In questo quadro appare da dati consolidati – rafforzati dalla situazione creata dalla pandemia – che l’unica possibilità reale che si realizzi tale transizione ecologica è l’abbandono di ogni approccio “gender neutral” nelle politiche economiche. Basti citare i differenti impatti nella morbilità del Covid e il diverso ruolo che le donne possono avere nella trasformazione dell’organizzazione del tempo di vita e di lavoro: medicina di genere e smart-working non sono ancora diventati capitoli nell’agenda reale del governo ma è ora che essi cessino di essere discussione di principi astratti.

È questo che rende reale la rivendicazione di giustizia climatica al di là del rapporto nord-sud del mondo. La povertà energetica, ad esempio, colpisce in maniera differenziata uomini e donne così come la trasformazione del vivere urbano, di cui si va sempre più discutendo, risulterebbe sterile senza la visione che di questa trasformazione le donne possono e devono dare.

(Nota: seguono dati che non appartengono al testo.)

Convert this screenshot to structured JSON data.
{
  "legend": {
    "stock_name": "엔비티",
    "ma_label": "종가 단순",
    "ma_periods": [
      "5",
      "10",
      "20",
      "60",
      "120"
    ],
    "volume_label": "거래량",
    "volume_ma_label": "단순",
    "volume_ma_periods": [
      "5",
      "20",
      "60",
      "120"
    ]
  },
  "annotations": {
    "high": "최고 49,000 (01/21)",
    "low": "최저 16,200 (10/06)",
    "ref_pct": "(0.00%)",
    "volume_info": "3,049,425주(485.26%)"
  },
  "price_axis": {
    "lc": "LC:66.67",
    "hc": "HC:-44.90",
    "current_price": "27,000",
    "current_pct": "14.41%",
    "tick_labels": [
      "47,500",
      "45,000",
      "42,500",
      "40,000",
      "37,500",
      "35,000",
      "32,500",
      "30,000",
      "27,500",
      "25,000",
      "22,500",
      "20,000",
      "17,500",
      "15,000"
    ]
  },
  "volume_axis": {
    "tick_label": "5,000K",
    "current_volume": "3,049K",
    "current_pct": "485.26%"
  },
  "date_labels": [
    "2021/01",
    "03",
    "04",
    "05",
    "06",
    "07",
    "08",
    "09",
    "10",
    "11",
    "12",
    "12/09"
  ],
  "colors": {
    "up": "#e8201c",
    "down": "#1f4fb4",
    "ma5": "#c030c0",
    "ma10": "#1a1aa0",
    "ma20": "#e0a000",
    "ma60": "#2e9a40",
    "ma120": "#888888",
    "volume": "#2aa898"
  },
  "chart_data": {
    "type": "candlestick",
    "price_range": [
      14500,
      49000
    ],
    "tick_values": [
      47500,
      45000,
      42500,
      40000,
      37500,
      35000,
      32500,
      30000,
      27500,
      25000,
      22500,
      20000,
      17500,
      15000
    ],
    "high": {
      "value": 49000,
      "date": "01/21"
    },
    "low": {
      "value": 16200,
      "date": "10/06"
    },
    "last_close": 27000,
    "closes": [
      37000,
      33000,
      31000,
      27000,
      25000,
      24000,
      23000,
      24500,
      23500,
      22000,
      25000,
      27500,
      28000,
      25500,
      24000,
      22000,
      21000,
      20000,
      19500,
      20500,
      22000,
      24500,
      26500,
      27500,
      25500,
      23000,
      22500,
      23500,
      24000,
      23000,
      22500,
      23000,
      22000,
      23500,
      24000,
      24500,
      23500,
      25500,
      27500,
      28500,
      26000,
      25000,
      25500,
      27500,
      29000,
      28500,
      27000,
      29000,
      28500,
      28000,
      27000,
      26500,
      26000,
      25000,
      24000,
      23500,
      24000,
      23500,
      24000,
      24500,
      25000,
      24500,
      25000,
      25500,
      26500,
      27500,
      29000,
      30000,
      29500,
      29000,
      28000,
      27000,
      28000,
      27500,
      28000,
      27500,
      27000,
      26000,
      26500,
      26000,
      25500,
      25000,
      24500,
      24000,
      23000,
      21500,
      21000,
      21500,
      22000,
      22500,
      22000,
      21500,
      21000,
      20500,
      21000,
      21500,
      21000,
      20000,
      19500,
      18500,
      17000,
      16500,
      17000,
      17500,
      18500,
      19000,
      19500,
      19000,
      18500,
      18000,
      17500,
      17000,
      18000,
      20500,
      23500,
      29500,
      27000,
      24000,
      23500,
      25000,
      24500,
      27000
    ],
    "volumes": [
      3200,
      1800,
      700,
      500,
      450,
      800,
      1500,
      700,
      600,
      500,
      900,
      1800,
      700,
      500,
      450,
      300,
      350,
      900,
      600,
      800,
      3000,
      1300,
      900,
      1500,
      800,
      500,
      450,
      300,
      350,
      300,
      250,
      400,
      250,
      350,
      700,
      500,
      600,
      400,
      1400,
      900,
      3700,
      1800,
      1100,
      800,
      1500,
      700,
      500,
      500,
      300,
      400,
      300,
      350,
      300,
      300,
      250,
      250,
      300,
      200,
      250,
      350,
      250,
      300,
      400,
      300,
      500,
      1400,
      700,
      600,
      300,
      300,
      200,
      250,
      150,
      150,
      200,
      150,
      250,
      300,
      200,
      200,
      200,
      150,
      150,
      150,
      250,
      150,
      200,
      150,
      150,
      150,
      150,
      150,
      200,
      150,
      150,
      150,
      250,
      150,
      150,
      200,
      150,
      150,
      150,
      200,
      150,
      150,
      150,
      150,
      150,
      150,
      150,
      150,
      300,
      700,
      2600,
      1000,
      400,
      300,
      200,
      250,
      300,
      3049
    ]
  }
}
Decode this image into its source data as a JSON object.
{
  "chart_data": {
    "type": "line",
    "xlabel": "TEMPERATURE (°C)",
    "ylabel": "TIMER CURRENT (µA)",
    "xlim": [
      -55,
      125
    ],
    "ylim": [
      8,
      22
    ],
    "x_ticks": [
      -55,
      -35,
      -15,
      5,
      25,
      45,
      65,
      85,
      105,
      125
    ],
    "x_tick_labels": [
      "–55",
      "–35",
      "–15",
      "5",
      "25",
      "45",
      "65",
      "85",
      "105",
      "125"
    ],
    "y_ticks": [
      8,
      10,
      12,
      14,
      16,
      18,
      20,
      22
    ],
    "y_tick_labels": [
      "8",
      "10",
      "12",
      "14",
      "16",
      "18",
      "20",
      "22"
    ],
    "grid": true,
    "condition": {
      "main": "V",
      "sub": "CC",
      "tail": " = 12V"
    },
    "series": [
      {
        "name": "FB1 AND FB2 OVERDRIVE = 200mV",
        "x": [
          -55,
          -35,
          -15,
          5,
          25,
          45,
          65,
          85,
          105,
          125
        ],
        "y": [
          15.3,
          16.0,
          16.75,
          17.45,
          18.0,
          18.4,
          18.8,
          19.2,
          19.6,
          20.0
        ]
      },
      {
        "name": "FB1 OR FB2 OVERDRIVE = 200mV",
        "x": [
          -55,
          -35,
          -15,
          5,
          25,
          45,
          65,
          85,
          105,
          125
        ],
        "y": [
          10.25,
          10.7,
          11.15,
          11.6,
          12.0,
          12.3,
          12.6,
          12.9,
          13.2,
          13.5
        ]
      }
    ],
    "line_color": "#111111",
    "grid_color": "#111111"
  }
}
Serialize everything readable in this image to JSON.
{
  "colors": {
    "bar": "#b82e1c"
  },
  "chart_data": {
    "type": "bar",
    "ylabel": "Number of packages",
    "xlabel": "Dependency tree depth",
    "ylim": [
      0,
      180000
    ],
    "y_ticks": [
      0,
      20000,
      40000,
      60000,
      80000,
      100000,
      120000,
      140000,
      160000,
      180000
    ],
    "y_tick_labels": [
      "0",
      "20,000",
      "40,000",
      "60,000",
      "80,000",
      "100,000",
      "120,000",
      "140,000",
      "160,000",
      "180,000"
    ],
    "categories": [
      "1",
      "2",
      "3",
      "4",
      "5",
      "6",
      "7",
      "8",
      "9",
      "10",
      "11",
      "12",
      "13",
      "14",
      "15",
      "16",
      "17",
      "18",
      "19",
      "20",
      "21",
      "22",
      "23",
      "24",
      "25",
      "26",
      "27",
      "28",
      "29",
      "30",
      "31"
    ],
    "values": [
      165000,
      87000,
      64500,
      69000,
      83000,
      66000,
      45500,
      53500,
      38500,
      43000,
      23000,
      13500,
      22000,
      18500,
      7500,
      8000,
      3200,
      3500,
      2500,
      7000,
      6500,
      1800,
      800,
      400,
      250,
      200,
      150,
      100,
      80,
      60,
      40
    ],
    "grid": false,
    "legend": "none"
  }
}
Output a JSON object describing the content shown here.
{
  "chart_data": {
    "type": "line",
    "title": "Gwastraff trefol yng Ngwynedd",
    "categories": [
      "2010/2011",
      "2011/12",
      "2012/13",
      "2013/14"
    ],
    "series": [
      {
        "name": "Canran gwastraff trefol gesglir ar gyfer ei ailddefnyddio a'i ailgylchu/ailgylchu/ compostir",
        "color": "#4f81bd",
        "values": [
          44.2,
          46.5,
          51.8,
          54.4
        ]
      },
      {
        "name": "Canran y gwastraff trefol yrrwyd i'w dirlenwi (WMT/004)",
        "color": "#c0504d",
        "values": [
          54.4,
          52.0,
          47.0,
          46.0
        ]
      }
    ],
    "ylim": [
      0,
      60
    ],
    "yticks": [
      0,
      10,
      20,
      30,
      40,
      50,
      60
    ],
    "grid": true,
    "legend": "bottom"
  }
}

Molti sono gli elementi che depongono per una visione di genere della crisi climatica in atto. Alla ribalta del mondo oltre alle pandemie causate dallo spill-over dei patogeni animali all’interno della specie umana (siamo solo all’inizio), c’è anche la carestia e con essa il Cibo che ritorna ad essere uno strategico elemento per i rapporti di dominio nel mondo. Forse non è mai stato abbandonato, ma il cibo deve tornare e sta tornando nelle mani delle donne che vogliono determinarne la produzione e la trasformazione, pienamente consapevoli che i campi e la cucina non sono più luoghi di segregazione.

È solo una delle tante cose da fare e da fare in fretta.